Kim Lan cepat keluar dari kamar itu dan ketika di ambang pintu, ia membalik, memandang ke arah tubuh Kui Ji, lalu ia mengangkat tangan kirinya, jari-jari tangannya bergerak ke arah Kui Ji. Aneh sekali, Kui Ji menguap dan mengeluh, kemudian bergerak. Akan tetapi daun pintu telah tertutup kembali dan Kim Lan sudah pergi dari situ.

“Aihhhhh... aku mengantuk. Ehhhhhhhh? Apa aku tertidur?“ Kui Ji memandang pada Han Sin.

“Hemmm, engkau tertidur pulas sampai tidak tahu ada pelayan mengantar makanan ke kamar mu. Aku suruh ia menaruhnya di atas meja ini. Marilah kita makan, perut ku sudah lapar...“

“Hik-hik-hik, engkau mengajak aku makan? He-he, nah begitulah suamiku, bersikaplah manis dan mencintaiku, habis siapa lagi?“ Dalam ucapan yang janggal ini terkandung penyesalan dan diam-diam Han Sin merasa kasihan kepada gadis yang seolah haus akan kasih sayang ini.

Mereka lalu makan minum dan Han Sin benar-benar bersikap ramah kepada Kui Ji sehingga gadis ini menjadi semakin kegirangan. Akan tetapi setelah selesai makan, Han Sin minta agar Kui Ji kembali ke kamarnya.

“Sekarang kembalilah ke kamarmu, adik Kui Ji yang baik. Aku ingin beristirahat...“

Kui Ji dengan manja menggandeng lengan Han Sin, “Aihhh, suamiku kenapa aku tidak boleh beristirahat bersamamu di kamar ini?“

“Jangan Kui Ji, kalau saja mertua melihatnya tentu dia akan menjadi marah...“ sekali ini Han Sin bicara dengan keras dengan harapan agar terdengar oleh suami isteri yang berada di sebelah.

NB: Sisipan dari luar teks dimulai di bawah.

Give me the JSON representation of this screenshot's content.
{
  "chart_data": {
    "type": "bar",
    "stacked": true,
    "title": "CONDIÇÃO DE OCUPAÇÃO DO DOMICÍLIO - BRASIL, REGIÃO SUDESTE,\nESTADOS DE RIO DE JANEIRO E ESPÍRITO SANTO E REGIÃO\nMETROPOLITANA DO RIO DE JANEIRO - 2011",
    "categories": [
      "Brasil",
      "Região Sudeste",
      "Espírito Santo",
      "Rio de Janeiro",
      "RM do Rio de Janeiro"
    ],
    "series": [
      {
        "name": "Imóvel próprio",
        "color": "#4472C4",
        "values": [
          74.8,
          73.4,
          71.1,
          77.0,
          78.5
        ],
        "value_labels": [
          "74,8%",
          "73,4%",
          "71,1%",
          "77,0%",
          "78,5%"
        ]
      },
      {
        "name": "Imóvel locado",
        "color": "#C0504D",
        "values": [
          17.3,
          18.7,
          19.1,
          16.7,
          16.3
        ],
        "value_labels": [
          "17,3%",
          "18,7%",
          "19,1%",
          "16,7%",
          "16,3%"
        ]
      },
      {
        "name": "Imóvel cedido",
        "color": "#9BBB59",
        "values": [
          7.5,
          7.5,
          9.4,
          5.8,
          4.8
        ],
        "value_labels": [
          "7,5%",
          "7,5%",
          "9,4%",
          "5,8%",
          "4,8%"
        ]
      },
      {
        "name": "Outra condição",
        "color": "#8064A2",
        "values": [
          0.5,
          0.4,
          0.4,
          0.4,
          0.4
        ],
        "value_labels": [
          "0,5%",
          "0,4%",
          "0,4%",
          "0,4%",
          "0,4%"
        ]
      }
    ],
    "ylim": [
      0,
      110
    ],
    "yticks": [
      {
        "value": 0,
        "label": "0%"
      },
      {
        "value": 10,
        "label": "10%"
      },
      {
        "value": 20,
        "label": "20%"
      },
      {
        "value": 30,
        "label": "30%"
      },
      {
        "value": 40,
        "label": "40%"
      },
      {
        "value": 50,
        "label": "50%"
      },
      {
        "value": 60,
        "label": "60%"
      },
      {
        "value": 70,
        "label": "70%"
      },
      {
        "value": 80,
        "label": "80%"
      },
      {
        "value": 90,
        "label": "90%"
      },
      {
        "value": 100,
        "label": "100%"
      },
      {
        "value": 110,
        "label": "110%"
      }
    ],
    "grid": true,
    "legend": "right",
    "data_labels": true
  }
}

“Aaih, suamiku...“ Kui Ji masih membantah dan merengek. Tiba-tiba daun pintu terbuka dan muncullah Kui Mo dan Liu Si.

“Kui Ji, apa yang kau lakukan di sini? Tidak tahu aturan kau! Hayo kembali ke kamarmu. Mana ada pengantin wanita berkeliaran ke kamar pengantin pria, padahal mereka belum menikah dengan sah?“ Liu Si menghampiri anaknya dan menjewer telinganya, lalu dituntunnya keluar dari kamar itu sambil mengomel.

Kui Mo memandang Han Sin sambil tersenyum menyerengai dan mengangguk. “Bagus, mantuku. Engkau harus mengajar kesopanan kepada anakku itu!“ Lalu dia membalikkan diri dan keluar dari kamar itu dengan langkah lebar.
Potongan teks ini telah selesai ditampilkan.